Despite its limitations, this meta-analysis shows that using DCBs on the SB can improve outcomes in CBL patients treated with DES in the MV. DCBs provide a clear advantage over NCBs—avoiding extra stent implantation and yielding better outcomes than plain balloon angioplasty. This is particularly valuable when SB treatment is unplanned, such as in bailout PCI after provisional stenting in a single-stent strategy.
Future research should aim to address the limitations of the current analysis with large, multicenter RCTs, longer follow-up durations and subgroup analyses exploring the impact of lesion characteristics, procedural techniques, and adjunctive therapies with the aim of optimizing clinical outcomes and reduce mortality.
5 Conclusion
This meta-analysis suggests that the use of DCBs in the treatment of SB during PCI for CBL is associated with less MACE and MI compared to NCBs.

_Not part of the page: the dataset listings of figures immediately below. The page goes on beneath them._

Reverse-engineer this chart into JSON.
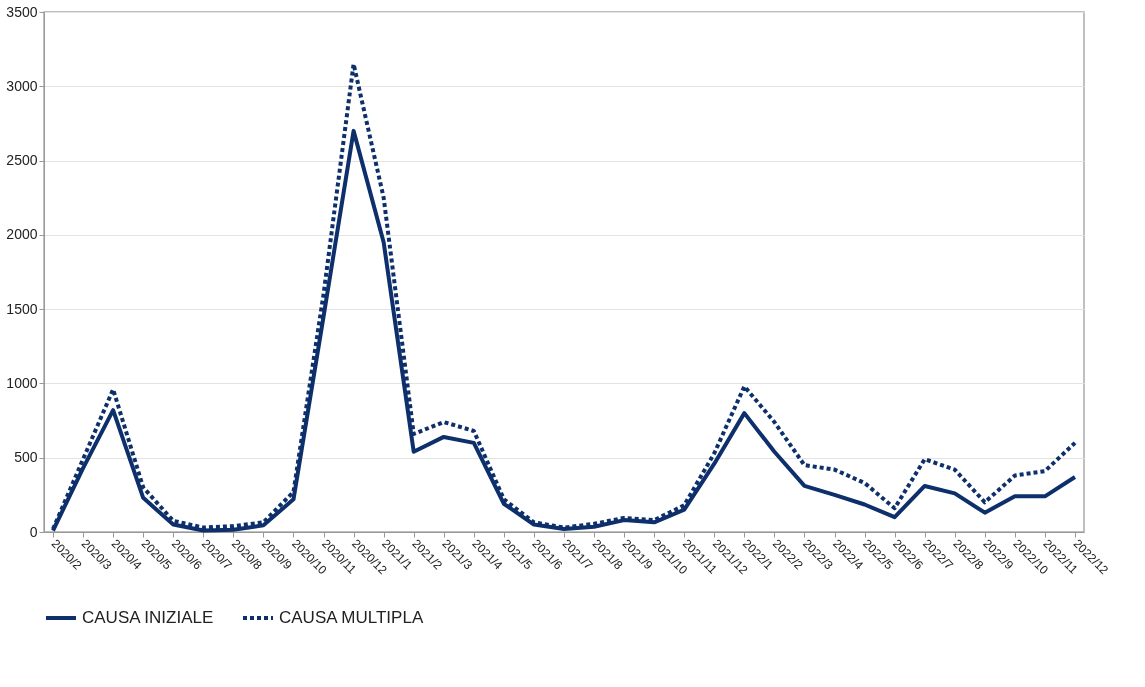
{
  "chart_data": {
    "type": "line",
    "categories": [
      "2020/2",
      "2020/3",
      "2020/4",
      "2020/5",
      "2020/6",
      "2020/7",
      "2020/8",
      "2020/9",
      "2020/10",
      "2020/11",
      "2020/12",
      "2021/1",
      "2021/2",
      "2021/3",
      "2021/4",
      "2021/5",
      "2021/6",
      "2021/7",
      "2021/8",
      "2021/9",
      "2021/10",
      "2021/11",
      "2021/12",
      "2022/1",
      "2022/2",
      "2022/3",
      "2022/4",
      "2022/5",
      "2022/6",
      "2022/7",
      "2022/8",
      "2022/9",
      "2022/10",
      "2022/11",
      "2022/12"
    ],
    "series": [
      {
        "name": "CAUSA INIZIALE",
        "color": "#0d2f6b",
        "line_style": "solid",
        "values": [
          10,
          430,
          820,
          230,
          50,
          10,
          15,
          45,
          220,
          1450,
          2700,
          1950,
          540,
          640,
          600,
          190,
          50,
          20,
          35,
          80,
          65,
          150,
          460,
          800,
          540,
          310,
          250,
          185,
          100,
          310,
          260,
          130,
          240,
          240,
          370
        ]
      },
      {
        "name": "CAUSA MULTIPLA",
        "color": "#0d2f6b",
        "line_style": "dotted",
        "values": [
          20,
          490,
          960,
          300,
          75,
          30,
          40,
          65,
          270,
          1600,
          3150,
          2250,
          660,
          740,
          680,
          220,
          65,
          30,
          55,
          95,
          80,
          180,
          530,
          980,
          740,
          450,
          420,
          330,
          160,
          490,
          420,
          200,
          380,
          410,
          600
        ]
      }
    ],
    "ylim": [
      0,
      3500
    ],
    "yticks": [
      0,
      500,
      1000,
      1500,
      2000,
      2500,
      3000,
      3500
    ],
    "grid": "y",
    "legend": "bottom",
    "marker": "none"
  }
}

No significant difference was found regarding vessel-specific outcomes (i.e., TLR or TVR), possibly due to the low number of events of the selected studies, although a trend in favor of DCB was noted. The results of this study strengthen the evidence around the use of DCBs as an effective alternative to NCBs, particularly in scenarios where minimizing additional stent implantation in the SB is desirable. Furthermore, these findings also align with current clinical practice favoring, whenever possible, a single-stent approach and reserving the treatment of the SB to a subsequent evaluation of its potential compromise. This study provides a strong foundation for further exploration of DCBs in more complex coronary artery disease settings. Future research should also focus on standardizing procedural strategies to ensure consistent application of DCBs in bifurcation PCI.
Acknowledgments
Open access publishing facilitated by Universita degli Studi di Milano, as part of the Wiley - CRUI-CARE agreement.
Conflicts of Interest
The authors declare no conflicts of interest.
Open Research
Data Availability Statement
The data that support the findings of this study are available from the corresponding author upon reasonable request.